In writing the four values and twelve principles together, they found common ground between those different philosophies: what could really improve software development in teams and organisations?
They settled on many common threads. Among them was one about the evolving role of software developers. To succeed as individuals and in teams and organisations, developers needed to evolve, adapt and learn new skills. Developers needed to be more effective in the world of business, and to understand ‘the game’ at the same level as so-called ‘business people’.
The new definition of ‘real work’ outlined in the agile manifesto appeared to include more than just writing code.
Before 2001 for example, Kent Beck was working on a lightweight approach to software development along with Chet Hendrickson, Ron Jeffries and Ward Cunningham. It was called ‘eXtreme Programming’ or XP.
Here’s how they defined it:
“XP is a style of software development focussing on excellent application of programming techniques, clear communication, and teamwork which allows us to accomplish things we previously could not even imagine.” — (Xtreme Programming Explained)
XP places a high value on communication skills and teamwork in software developers. Programmers could no longer just be left alone to work their magic if they wanted to achieve greater things: they needed to recognise collaboration as a part of the job.

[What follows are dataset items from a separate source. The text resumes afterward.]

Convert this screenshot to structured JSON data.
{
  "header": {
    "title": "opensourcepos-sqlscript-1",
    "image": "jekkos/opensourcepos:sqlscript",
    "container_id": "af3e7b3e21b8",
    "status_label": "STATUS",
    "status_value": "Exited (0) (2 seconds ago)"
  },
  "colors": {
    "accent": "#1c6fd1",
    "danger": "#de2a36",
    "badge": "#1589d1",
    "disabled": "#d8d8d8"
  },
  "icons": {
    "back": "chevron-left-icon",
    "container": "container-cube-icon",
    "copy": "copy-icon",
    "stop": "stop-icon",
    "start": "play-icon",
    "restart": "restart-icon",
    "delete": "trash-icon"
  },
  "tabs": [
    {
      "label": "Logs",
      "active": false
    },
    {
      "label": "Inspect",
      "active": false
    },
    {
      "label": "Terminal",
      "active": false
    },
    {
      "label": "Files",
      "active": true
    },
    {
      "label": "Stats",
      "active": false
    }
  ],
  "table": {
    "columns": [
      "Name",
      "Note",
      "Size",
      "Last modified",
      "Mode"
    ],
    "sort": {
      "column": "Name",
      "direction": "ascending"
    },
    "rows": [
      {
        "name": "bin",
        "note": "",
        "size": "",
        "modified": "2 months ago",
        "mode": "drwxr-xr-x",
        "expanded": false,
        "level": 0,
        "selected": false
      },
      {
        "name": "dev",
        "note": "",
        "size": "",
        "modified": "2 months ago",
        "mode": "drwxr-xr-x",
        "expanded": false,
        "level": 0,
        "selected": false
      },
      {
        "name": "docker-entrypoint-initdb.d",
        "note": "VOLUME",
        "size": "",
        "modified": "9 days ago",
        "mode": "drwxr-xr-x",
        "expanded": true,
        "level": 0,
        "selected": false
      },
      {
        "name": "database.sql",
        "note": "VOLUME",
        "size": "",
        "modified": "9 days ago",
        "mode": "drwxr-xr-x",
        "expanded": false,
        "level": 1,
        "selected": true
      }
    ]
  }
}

You don’t necessarily write code if you are collaborating with people on your team who are not developers. I might be wrong, but I believe this idea found it’s way from XP into one of the principles in the Agile Manifesto:
“Business people and developers must work together daily throughout the project.” — (Agile Manifesto Principle)
Scrum also requires the development team to be team players and supplement their skills writing code with others.
Note all of these references to collaboration from the Scrum Guide (below). In every Scrum Team activity, the Development Team works with others to get the job done, and none of this necessarily involves writing code.
“This is an ongoing process in which the Product Owner and the Development Team collaborate on the details of Product Backlog items.”
“The Development Team uses the Daily Scrum to inspect progress toward the Sprint Goal and to inspect how progress is trending toward completing the work in the Sprint Backlog.”
“The Development Team works to forecast the functionality that will be developed during the Sprint. The Product Owner discusses the objective that the Sprint should achieve and the Product Backlog items that, if completed in the Sprint, would achieve the Sprint Goal.”
“The entire group collaborates on what to do next, so that the Sprint Review provides valuable input to subsequent Sprint Planning.”
“During each Sprint Retrospective, the Scrum Team plans ways to increase product quality by improving work processes or adapting the definition of ‘Done’.”
Scrum demands that software developers know a little bit about forecasting, continuous improvement, inspecting progress and sprint goals. Demanding!
There is a lot of learning required to develop skills in these areas. However, an a priori requirement for engagement with this learning is respect that this work is just as ‘real’ as writing code.
With this respect in the bank, software engineers will be well equipped to collaborate with business people and to ensure that everyone involved with the team has a better chance of success.
Scrum and other agile approaches help teams figure out how to collaborate inside organisations so that the have the best chance of solving complex adaptive problems together. The end goal is to satisfy the right customer needs without waste, and this requires communication skills, collaboration and respect from everybody, especially those who write code.
To give your team and organisation a greater chance of success, your definition of ‘real work’ should include writing code… and a whole lot more besides.